C'est pourquoi le site Wikileaks a promis mardi 100.000 euros à toute personne qui lui fournirait une copie du Traité de commerce transatlantique, somme qui doit être rassemblée via une opération de financement participatif et à laquelle des personnalités comme l'ex-ministre grec des Finances Yanis Varoufakis ou le lanceur d'alerte américain Daniel Ellsberg ont notamment promis de contribuer.


Le Traité de commerce transatlantique (TTIP en anglais, TAFTA en français) vise à créer la plus grande zone de libre-échange bilatéral au monde, en faisant tomber les barrières douanières et en réduisant les différences de réglementations. Engagées en juillet 2013, les négociations devraient passer à la vitesse supérieure cet automne, selon la commissaire européenne au Commerce, Cecilia Malmström.

Ses opposants dénoncent le secret qui entoure les négociations et affirment que le TTIP servira surtout les intérêts des multinationales. Le site de l'Union européenne, qui publie beaucoup d'éléments de la discussion entre les deux continent, parle néanmoins d'une transparence «aussi ouverte que possible».

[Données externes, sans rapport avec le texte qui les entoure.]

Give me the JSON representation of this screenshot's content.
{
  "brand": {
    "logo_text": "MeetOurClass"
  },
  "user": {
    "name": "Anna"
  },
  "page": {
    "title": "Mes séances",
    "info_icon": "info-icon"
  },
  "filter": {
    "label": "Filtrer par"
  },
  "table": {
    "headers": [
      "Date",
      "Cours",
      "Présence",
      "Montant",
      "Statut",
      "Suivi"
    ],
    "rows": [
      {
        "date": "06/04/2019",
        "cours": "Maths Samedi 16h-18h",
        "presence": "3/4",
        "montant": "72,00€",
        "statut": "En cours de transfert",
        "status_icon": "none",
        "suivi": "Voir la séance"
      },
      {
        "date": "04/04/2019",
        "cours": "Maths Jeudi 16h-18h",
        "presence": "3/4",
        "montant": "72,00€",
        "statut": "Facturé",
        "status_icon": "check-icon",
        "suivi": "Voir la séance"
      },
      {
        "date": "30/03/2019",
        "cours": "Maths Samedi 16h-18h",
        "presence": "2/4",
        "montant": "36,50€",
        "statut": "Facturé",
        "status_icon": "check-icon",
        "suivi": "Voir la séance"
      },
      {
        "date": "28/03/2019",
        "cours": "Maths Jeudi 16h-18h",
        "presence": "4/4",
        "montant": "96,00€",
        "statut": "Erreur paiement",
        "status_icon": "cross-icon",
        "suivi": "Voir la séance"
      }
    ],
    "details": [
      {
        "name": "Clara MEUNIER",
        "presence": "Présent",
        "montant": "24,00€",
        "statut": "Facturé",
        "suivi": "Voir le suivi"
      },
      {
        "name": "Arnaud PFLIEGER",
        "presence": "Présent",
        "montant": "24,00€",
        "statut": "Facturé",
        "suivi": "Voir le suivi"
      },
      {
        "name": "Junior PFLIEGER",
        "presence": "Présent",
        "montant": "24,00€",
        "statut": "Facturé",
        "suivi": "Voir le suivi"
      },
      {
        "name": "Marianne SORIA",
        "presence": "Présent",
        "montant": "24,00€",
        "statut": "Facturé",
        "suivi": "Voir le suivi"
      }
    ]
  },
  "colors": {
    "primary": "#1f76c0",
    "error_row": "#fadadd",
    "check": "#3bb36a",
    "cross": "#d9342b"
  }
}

Pour preuve de cette transparence plus que limitée, un blog du Monde raconte que «depuis un an, ces documents sont sous haute surveillance. Sur l’insistance des Américains, ils ne sont plus transmis par voie électronique ou sur papier, comme auparavant, afin de limiter les possibilités de fuite. Pour les consulter, les heureux élus doivent se rendre dans une salle de lecture ultra-sécurisée à Bruxelles (ou l’une de ses annexes, dans les ambassades américaines d’Europe), où il est interdit d’utiliser un téléphone portable, ou tout autre appareil qui permettrait de les scanner.»
«Il n’est pas possible de sortir les documents de la salle : seulement de prendre des notes sur des feuilles qui nous sont fournies, avec notre nom inscrit dessus»,
expliquait M. Jadot (député européen du groupe des Verts) au Monde il y a quelques mois.

Quoi qu'il en soit, l'accord n'étant pas encore signé, aucun texte définitif n'existe. Le parlement européen a, à une large majorité, approuvé les termes des négociations entre les deux continents, les sociaux-démocrates finissant par s'accorder avec les conservateurs sur les points les plus délicats du débat. Un débat qui est loin d'être terminé.